I have below data:
structure(list(Filters = structure(c(4L, 2L, 6L, 5L, 1L, 3L,
7L), .Label = c("product type : shade || shade family : white",
"space : bedroom || product type : appliances", "space : bedroom || shade family : white",
"space : living room || product type : shade || shade family : white",
"space : living room || product type : shade|appliances", "space : living room || shade family : white|black",
"space : living room || shade family : yellows & greens"), class = "factor"),
Count = c(143L, 131L, 119L, 101L, 94L, 84L, 82L)), class = "data.frame", row.names = c(NA,
-7L))
I want to get sum of count for each category and subcategory available in data. also if category has multiple subcategories then each category should have sum of count for each.
For e.g. to get sum of (product type : appliances) => product type : appliances & product type : shade|appliances both are eligible.

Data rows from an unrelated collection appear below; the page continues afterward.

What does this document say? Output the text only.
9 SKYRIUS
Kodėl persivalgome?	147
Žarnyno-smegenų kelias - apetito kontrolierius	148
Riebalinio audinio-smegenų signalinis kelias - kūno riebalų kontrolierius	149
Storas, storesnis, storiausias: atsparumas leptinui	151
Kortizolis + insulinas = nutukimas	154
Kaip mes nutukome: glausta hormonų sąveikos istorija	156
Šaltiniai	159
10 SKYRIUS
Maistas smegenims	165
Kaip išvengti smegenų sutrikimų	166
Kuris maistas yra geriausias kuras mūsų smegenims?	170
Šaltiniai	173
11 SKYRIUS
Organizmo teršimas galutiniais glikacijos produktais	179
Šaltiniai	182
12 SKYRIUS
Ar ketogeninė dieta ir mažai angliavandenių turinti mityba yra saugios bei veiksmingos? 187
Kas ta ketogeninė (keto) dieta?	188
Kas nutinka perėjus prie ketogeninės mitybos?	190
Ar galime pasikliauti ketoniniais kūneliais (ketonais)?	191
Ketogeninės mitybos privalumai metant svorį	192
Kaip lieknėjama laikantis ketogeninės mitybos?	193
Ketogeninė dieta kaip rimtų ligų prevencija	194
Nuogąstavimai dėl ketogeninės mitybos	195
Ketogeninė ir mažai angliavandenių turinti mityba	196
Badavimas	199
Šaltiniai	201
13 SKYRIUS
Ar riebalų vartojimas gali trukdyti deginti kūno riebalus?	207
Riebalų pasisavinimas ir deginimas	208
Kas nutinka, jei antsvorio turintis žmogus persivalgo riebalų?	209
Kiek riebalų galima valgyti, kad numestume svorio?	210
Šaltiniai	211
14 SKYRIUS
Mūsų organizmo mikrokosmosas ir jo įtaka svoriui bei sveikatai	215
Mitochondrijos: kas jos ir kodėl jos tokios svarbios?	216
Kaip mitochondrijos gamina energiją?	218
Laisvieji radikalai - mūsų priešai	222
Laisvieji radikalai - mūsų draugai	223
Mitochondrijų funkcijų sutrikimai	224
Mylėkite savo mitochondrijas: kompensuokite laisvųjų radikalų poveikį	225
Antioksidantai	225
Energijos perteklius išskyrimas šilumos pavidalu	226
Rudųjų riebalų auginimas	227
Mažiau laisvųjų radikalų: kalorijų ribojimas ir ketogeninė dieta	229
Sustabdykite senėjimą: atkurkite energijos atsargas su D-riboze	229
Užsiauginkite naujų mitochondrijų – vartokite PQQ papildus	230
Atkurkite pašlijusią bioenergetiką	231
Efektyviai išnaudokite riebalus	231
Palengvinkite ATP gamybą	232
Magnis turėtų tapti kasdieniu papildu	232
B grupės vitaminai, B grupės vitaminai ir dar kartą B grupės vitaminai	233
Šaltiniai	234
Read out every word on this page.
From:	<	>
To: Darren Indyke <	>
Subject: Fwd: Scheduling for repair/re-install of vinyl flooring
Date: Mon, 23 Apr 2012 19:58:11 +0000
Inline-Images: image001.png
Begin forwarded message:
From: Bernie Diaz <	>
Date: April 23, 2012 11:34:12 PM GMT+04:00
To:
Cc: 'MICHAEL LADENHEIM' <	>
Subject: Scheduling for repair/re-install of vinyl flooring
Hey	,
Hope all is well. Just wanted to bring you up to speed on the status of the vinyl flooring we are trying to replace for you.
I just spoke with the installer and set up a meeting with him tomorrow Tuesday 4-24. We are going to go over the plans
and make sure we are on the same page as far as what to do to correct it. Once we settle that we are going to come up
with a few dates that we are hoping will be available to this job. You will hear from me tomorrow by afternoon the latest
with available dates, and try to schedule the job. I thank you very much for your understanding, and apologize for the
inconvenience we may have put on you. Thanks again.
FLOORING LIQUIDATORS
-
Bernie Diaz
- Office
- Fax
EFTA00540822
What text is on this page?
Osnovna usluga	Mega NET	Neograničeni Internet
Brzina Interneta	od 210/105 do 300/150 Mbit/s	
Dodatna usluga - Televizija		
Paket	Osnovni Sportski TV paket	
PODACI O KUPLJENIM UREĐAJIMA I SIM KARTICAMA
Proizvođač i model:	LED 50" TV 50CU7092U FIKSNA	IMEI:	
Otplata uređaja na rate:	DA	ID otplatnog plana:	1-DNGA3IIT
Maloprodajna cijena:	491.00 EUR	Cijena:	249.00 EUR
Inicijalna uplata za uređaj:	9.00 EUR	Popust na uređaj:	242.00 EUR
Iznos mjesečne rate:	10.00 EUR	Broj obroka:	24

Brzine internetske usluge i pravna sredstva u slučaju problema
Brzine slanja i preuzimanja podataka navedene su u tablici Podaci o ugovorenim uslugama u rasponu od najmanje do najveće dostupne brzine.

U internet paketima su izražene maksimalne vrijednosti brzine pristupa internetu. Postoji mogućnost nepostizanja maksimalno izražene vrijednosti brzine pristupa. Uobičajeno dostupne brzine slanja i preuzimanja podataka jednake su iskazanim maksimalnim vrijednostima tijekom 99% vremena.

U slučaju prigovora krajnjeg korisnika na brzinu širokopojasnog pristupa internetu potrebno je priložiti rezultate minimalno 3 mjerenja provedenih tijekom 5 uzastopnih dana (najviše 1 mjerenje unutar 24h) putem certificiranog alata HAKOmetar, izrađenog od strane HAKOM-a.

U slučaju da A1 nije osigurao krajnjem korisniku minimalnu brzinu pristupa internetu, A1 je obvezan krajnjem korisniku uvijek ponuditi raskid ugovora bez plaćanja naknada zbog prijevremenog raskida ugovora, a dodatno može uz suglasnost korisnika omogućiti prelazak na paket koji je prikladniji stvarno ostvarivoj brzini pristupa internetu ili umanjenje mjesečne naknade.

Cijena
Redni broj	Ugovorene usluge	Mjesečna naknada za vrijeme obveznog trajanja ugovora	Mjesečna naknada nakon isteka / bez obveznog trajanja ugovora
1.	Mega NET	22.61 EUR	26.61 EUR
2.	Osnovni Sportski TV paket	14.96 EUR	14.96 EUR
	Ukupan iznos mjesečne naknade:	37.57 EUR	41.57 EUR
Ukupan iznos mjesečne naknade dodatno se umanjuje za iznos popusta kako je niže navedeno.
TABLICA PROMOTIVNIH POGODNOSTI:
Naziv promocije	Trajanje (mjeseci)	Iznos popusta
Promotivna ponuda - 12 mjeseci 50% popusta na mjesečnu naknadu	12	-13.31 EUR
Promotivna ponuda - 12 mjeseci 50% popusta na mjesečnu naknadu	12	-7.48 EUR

I am looking for output like:
Category Count
1 space 660
2 product type 469
3 shade family 522
4 space : living room 445
5 product type : shade 338
6 product type : appliances 232
7 So on …. ..
Thanks in advance.
One approach is with separate_rows
and separate
:
library(dplyr)
library(tidry)
df %>%
separate_rows(Filters,sep = " \\|\\| ") %>%
separate(Filters, into = c("Category","Subcategory")," : ") %>%
group_by(Category, Subcategory) %>%
summarise(Count = sum(Count)) %>%
bind_rows(group_by(.,Category) %>%
summarize(Count = sum(Count)) %>%
mutate(Subcategory = "Total")) %>%
separate_rows(Subcategory,sep = "\\|") %>%
arrange(-Count)
# A tibble: 13 x 3
# Groups: Category [3]
Category Subcategory Count
<chr> <chr> <int>
1 space Total 660
2 shade family Total 522
3 product type Total 469
4 space living room 445
5 shade family white 321
6 product type shade 237
7 space bedroom 215
8 product type appliances 131
9 shade family white 119
10 shade family black 119
11 product type shade 101
12 product type appliances 101
13 shade family yellows & greens 82
Thanks to this answer from @Bishops_Guest for some inspiration.